Daniel Stancil from North Carolina State University and more than a hundred colleagues from all across the globe have sent the world’s first neutrino message. That is, they sent a message composed solely of subatomic particles called neutrinos, rather than of electromagnetic waves or paper.
Communicating by neutrino certainly has advantages. For one thing, neutrinos are unimpeded by physical objects. That means that if you want to send a message to the other side of the Earth, you can just aim your neutrinos straight through the ground. No need for satellites or connecting cables. We’d never have to wait for our Mars rovers to be on the right side of the planet to send them instructions. Also, because neutrinos are virtually mass-less, gravity has little affect on them. They just keep going in a straight line regardless of what’s in their path.
Unfortunately, you need some heavy-duty equipment to send a message by neutrino, including a particle accelerator at one end and an extremely powerful detector at the other.
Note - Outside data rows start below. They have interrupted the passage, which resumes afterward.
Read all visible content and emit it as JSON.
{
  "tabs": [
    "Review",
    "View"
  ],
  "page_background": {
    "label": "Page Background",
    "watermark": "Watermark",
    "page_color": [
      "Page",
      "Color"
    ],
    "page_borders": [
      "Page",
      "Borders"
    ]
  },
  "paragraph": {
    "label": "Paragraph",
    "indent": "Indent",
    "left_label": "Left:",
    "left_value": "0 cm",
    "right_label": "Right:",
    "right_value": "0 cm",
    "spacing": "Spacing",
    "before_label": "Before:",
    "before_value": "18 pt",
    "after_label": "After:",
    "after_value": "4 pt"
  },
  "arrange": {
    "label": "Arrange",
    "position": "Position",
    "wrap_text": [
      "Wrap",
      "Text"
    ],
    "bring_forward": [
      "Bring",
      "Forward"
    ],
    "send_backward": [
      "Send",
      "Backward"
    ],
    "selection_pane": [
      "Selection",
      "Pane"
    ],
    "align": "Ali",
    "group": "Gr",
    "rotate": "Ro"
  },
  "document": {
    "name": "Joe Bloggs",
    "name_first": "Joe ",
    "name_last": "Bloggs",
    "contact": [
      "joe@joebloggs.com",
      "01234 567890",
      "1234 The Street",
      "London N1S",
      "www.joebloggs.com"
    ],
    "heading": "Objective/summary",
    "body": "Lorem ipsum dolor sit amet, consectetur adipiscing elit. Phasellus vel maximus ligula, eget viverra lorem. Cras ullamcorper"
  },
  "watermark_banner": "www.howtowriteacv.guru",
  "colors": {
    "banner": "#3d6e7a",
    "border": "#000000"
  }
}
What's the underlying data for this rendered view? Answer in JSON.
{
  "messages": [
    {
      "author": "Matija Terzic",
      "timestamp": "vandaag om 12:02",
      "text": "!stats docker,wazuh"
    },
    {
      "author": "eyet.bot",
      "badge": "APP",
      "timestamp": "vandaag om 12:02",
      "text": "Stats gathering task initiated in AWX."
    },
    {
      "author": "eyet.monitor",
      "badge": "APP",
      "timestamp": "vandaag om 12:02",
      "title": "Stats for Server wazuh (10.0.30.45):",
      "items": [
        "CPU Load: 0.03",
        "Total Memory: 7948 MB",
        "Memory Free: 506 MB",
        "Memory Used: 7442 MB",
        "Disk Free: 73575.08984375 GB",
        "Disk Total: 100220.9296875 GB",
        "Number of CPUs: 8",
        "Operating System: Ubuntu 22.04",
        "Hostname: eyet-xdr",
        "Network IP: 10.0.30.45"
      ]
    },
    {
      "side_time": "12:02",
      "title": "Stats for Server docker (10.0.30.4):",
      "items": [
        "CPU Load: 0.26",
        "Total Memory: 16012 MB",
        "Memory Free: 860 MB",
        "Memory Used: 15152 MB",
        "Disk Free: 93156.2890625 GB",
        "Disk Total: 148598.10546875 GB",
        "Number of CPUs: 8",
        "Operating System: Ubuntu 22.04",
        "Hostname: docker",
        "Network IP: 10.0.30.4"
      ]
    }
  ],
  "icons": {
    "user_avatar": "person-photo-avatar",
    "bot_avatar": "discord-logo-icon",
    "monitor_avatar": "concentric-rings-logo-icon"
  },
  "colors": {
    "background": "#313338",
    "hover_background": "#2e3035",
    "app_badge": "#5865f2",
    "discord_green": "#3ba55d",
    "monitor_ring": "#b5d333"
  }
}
Needless to say, you won’t be trading in your mobile phone anytime soon.
Thus far, the researchers have only sent a single word, which fittingly enough was ‘neutrino’. They used a binary code of firing and not firing pulses of neutrinos to represent each letter, kind of like the dots and dashes used in Morse code. It took them over two and a half hours to send and decode that message and achieved an overall data transmission rate of 0.1 Hz. To put that in perspective, you’re probably reading this on a device that's at least a million times faster. As the authors admit, “significant improvements in neutrino beams and detectors [are] required for practical applications.”